Rixon is a retired teacher.

Lindsay Sterling, a supporter of withdrawal, garnered the most votes in a four-way race for two vacancies on the school board, but incumbent Beth Parker, who opposed withdrawal, received the second-most votes. Sterling and Parker defeated Chairman Nelson Larkins, who opposed withdrawal, and Charly Haversat Matheson, who was a leading voice in the withdrawal movement.

Sterling won 2,010 votes, and Parker was next with 1,901. Larkins came in third with 1,454 votes while Matheson trailed with 970.

People on their way to the polls on Nov. 4 could hardly help but notice Sally Leland and her husband, Doug, who stood on the corner of Main and Holbrook streets wearing green Sally Leland shirts, and hoisting toilet plungers. Leland earned the most votes, 2,360, in a three-person race for two positions on the Sewer District Trustees. Gerald Kennedy won the other spot with 1,705 votes and Michael Ashby trailed with 1,663 votes.

Statewide, Freeport residents went for Democrat Mike Michaud in the gubernatorial race. Michaud received 2,482 votes in Freeport to 1,720 for Gov. Paul LePage, who won re-election, and 479 for Independent Eliot Cutler.

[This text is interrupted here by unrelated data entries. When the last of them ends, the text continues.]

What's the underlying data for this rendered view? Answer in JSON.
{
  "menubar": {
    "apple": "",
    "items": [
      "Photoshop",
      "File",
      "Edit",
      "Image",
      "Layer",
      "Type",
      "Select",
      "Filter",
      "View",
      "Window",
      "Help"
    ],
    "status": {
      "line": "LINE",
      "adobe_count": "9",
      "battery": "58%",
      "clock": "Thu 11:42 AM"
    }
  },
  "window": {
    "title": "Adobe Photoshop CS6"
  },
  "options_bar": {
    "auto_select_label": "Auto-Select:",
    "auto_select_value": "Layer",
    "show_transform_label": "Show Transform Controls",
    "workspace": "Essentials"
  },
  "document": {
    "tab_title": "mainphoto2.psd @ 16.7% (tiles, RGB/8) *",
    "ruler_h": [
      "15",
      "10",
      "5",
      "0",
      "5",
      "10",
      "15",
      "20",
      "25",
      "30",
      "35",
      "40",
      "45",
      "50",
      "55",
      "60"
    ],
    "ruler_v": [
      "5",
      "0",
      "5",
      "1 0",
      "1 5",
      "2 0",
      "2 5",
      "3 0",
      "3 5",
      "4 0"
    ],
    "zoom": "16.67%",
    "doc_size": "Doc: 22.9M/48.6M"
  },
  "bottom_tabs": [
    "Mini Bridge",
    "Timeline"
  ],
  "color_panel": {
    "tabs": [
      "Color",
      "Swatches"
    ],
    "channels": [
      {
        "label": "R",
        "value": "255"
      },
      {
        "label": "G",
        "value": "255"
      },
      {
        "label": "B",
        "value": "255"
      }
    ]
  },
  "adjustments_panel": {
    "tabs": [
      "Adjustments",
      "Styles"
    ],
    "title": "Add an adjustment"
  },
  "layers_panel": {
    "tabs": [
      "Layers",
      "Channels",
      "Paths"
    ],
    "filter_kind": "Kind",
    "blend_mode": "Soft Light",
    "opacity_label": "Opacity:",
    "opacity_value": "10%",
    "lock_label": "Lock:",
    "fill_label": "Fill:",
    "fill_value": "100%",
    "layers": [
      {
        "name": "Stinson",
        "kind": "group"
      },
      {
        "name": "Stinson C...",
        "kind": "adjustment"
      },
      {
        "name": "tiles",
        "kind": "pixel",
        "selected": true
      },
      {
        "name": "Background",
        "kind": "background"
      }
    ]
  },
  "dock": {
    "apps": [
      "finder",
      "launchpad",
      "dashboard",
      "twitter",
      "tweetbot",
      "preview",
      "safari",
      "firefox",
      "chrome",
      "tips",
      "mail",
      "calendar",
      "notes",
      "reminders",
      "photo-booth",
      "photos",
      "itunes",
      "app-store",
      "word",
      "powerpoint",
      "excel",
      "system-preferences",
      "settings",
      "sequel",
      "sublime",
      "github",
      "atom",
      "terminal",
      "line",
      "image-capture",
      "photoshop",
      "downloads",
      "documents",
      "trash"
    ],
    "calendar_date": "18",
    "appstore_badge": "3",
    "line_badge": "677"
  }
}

Susan Collins, who won another term as U.S. senator, defeated Democrat Shenna Bellows 2,797-1,831 in Freeport. Chellie Pingree was elected to another term in Congress as she got 2,922 votes to 1,234 for Republican Isaac Musiuk and 359 for Richard Murphy, an independent.

On the bear-baiting referendum, Freeport voted yes, 2,718-1,894.

Lindsay Sterling, at the polls on Nov. 4 at Freeport High School, was the top vote-getter in a four-way race for a seat on the Regional School Unit 5 Board of Directors. Bill Rixon defeated longtime incumbent Rich DeGrandpre by six votes in the only contested race for the Freeport Town Council. DeGrandpre, however, is asking for a recount.